Why does technical health drive organizational effectiveness?

  • Understandability: The humans enhancing it can understand it, make changes confidently, and not break things. Even if the overall system is enormously complex, healthy code can be conceptually broken down so one thing can be focused on at a time.

  • Simplicity: The ‘geometry’ of the code itself makes it easy to evolve or adapt, in the same way an organism might. The code geometry limits the amount of upheaval required to make a change, the ripple effects of that change. The codebase - thought of as an organism - is capable of adapting to take on new valuable functionality in response to evolutionary pressures in the business marketplace or strategic environment.

  • Organizational effectiveness: As a result, the developers remain productive and happy. They spend the majority of their time on ‘offense’ (delivering new capabilities) instead of on ‘defense’ (diagnosing bugs, or bogged down in unending refactoring). The developers are capable of communicating and coordinating effectively across boundaries - both team boundaries and code/conceptual boundaries (which often mirror each other to an extent). Overall, technical health gives the development organization a chance to be productive, avoid constant fire-fighting due to nasty surprises, have high morale, and high retention.
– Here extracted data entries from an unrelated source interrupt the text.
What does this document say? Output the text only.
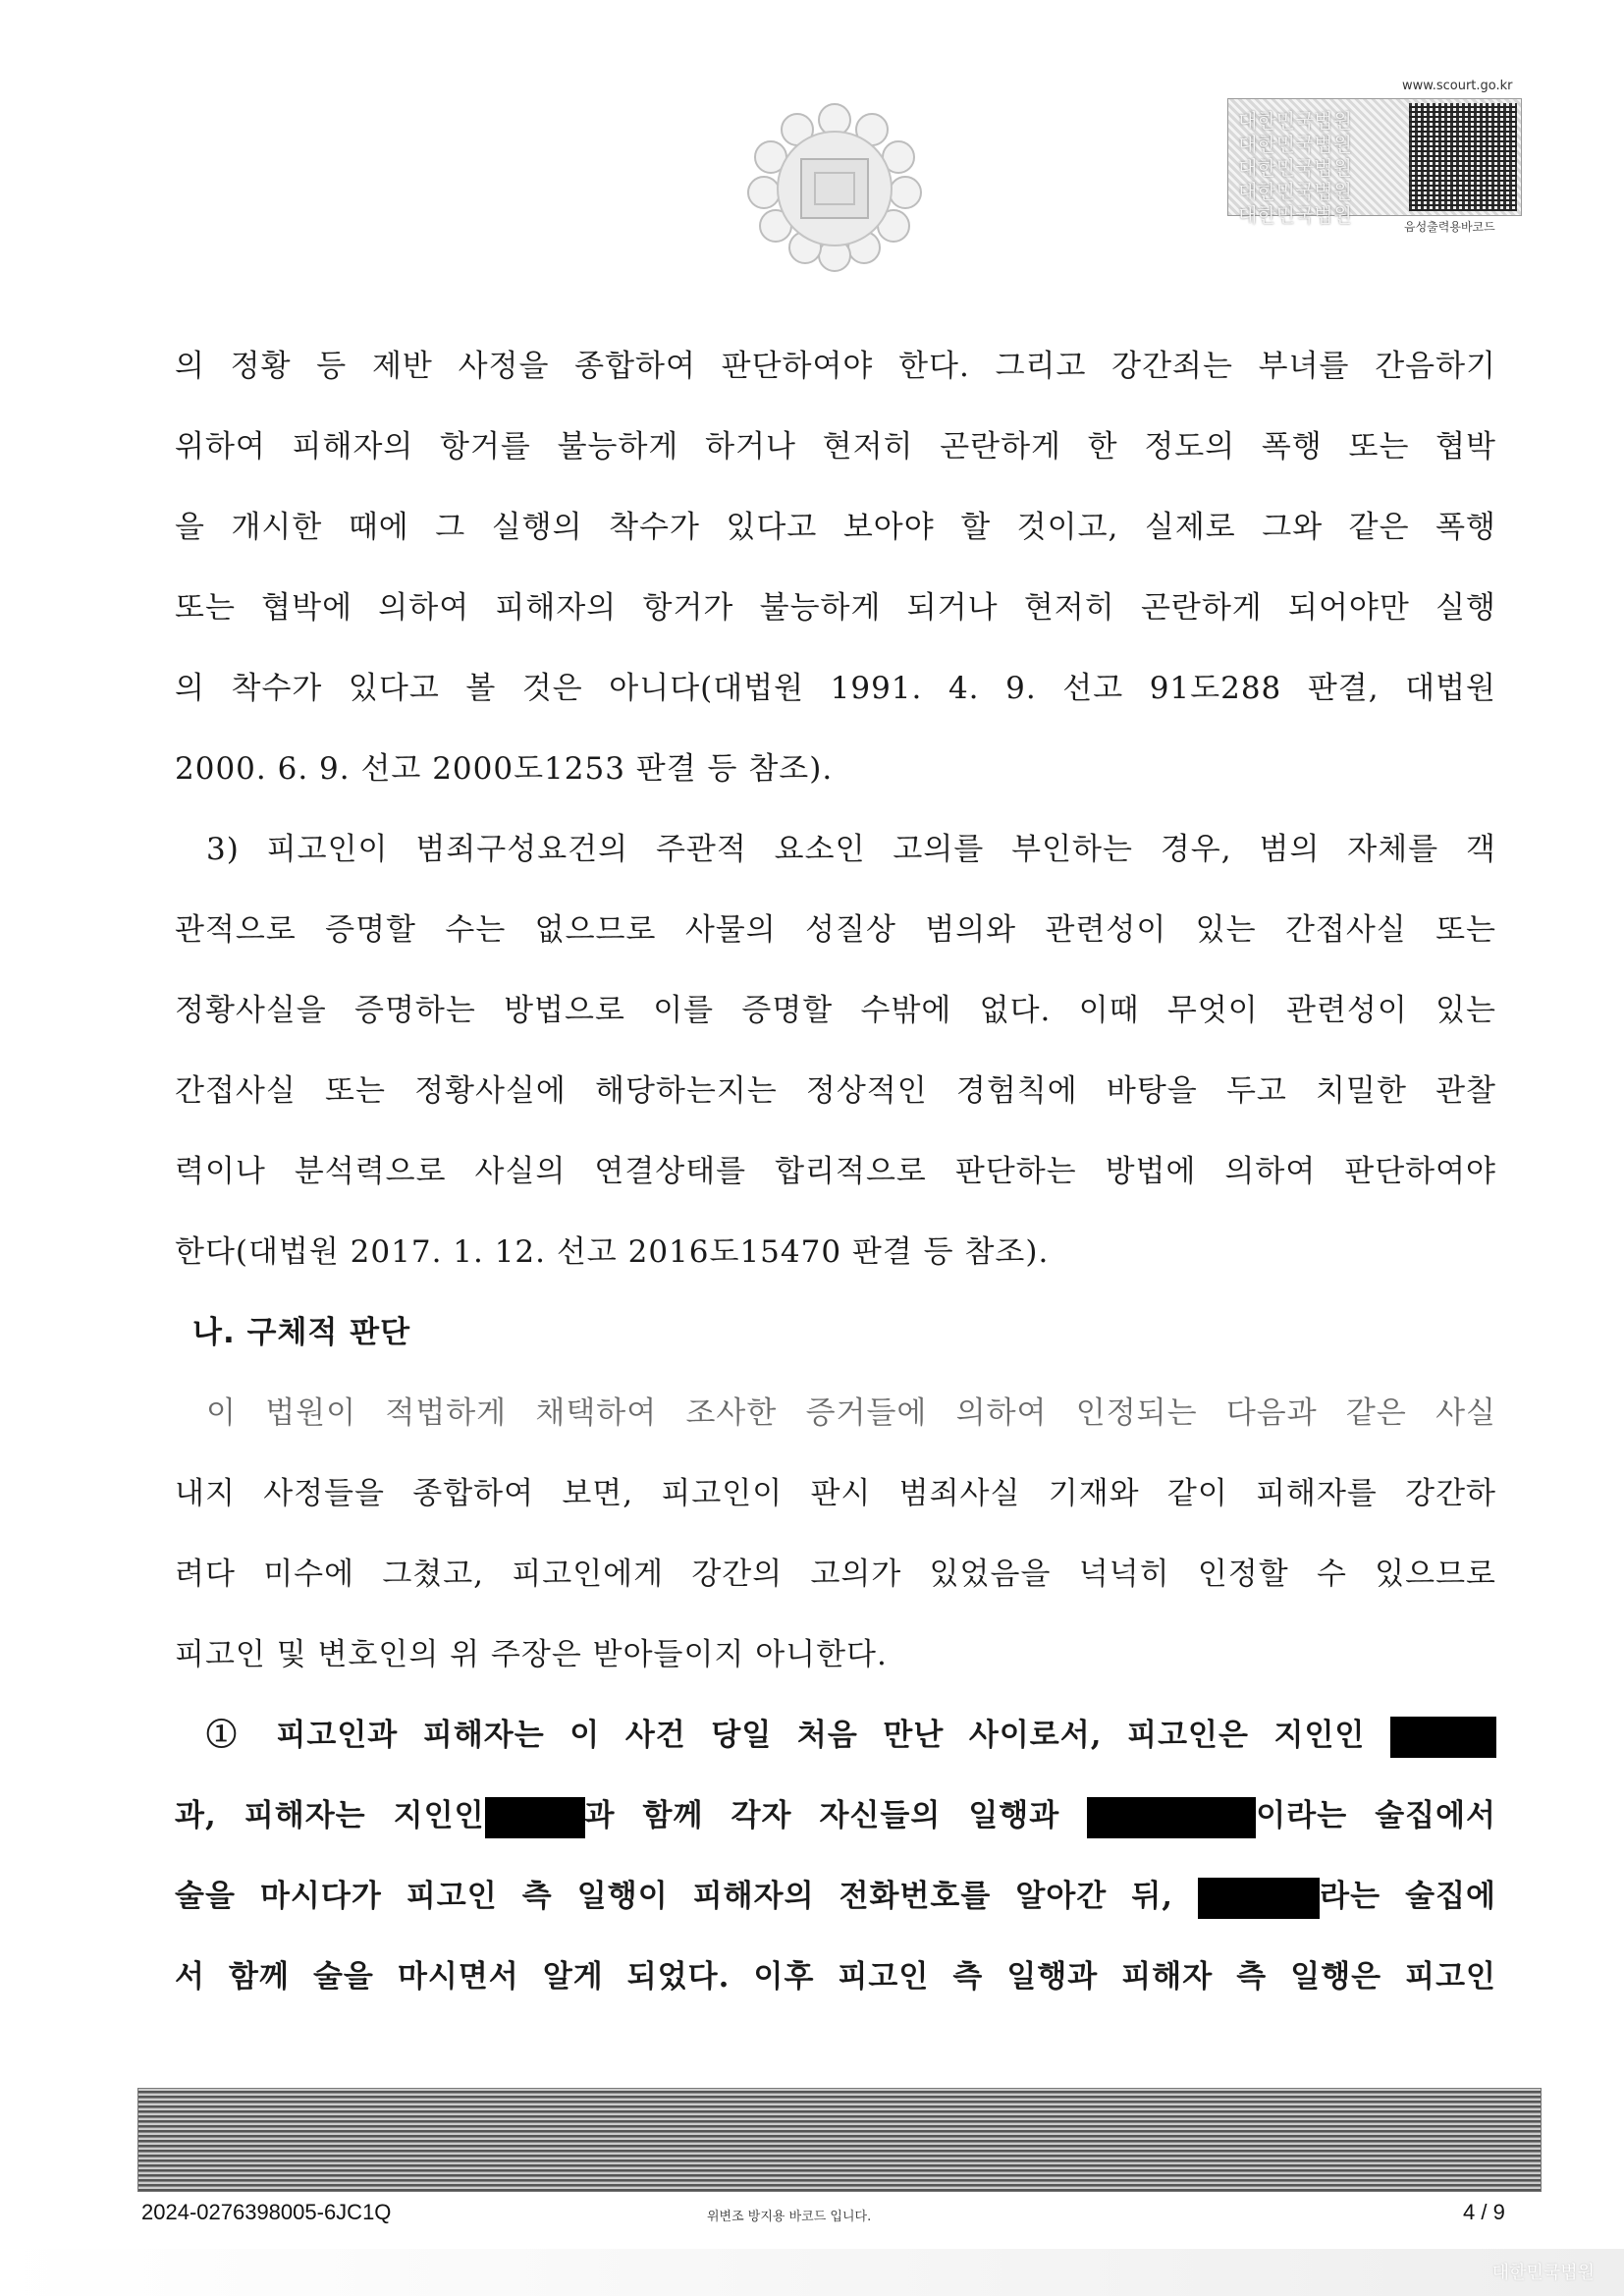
www.scourt.go.kr
대한민국법원
대한민국법원
대한민국법원
대한민국법원
대한민국법원	음성출력용바코드
의 정황 등 제반 사정을 종합하여 판단하여야 한다. 그리고 강간죄는 부녀를 간음하기
위하여 피해자의 항거를 불능하게 하거나 현저히 곤란하게 한 정도의 폭행 또는 협박
을 개시한 때에 그 실행의 착수가 있다고 보아야 할 것이고, 실제로 그와 같은 폭행
또는 협박에 의하여 피해자의 항거가 불능하게 되거나 현저히 곤란하게 되어야만 실행
의 착수가 있다고 볼 것은 아니다(대법원 1991. 4. 9. 선고 91도288 판결, 대법원
2000. 6. 9. 선고 2000도1253 판결 등 참조).
3) 피고인이 범죄구성요건의 주관적 요소인 고의를 부인하는 경우, 범의 자체를 객
관적으로 증명할 수는 없으므로 사물의 성질상 범의와 관련성이 있는 간접사실 또는
정황사실을 증명하는 방법으로 이를 증명할 수밖에 없다. 이때 무엇이 관련성이 있는
간접사실 또는 정황사실에 해당하는지는 정상적인 경험칙에 바탕을 두고 치밀한 관찰
력이나 분석력으로 사실의 연결상태를 합리적으로 판단하는 방법에 의하여 판단하여야
한다(대법원 2017. 1. 12. 선고 2016도15470 판결 등 참조).
나. 구체적 판단
이 법원이 적법하게 채택하여 조사한 증거들에 의하여 인정되는 다음과 같은 사실
내지 사정들을 종합하여 보면, 피고인이 판시 범죄사실 기재와 같이 피해자를 강간하
려다 미수에 그쳤고, 피고인에게 강간의 고의가 있었음을 넉넉히 인정할 수 있으므로
피고인 및 변호인의 위 주장은 받아들이지 아니한다.
① 피고인과 피해자는 이 사건 당일 처음 만난 사이로서, 피고인은 지인인
과, 피해자는 지인인	과 함께 각자 자신들의 일행과	이라는 술집에서
술을 마시다가 피고인 측 일행이 피해자의 전화번호를 알아간 뒤,	라는 술집에
서 함께 술을 마시면서 알게 되었다. 이후 피고인 측 일행과 피해자 측 일행은 피고인
2024-0276398005-6JC1Q	위변조 방지용 바코드 입니다.	4 / 9
대한민국법원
  • Other factors: leaders, teams, and processes: Of course, organizational effectiveness is not solely driven by code health. It is also driven by leadership quality, team quality, and effective processes and tools. We have observed poor organizational effectiveness in teams with good technical health for these other reasons. However, technical health is necessary, even if not sufficient. In 20 years of academic research and commercial activity, we have never encountered a team that was operating effectively while maintaining a codebase with significant health issues. In reality, there is a dynamic interplay between team issues, process issues, and technical health, as all evolve over time. In a challenged environment, you are likely to encounter multiple issues. However, technical health - especially once a codebase gets larger or has been around for longer, is often a dominating force. The best Agile processes don’t do anything to guarantee that healthy code emerges, but bad code health guarantees that processes will be ineffective. Similarly, if you drop a great team into an unhealthy legacy codebase it will be hard for the team to improve code health, and it will be easier for the code to break the team if the situation is not properly managed.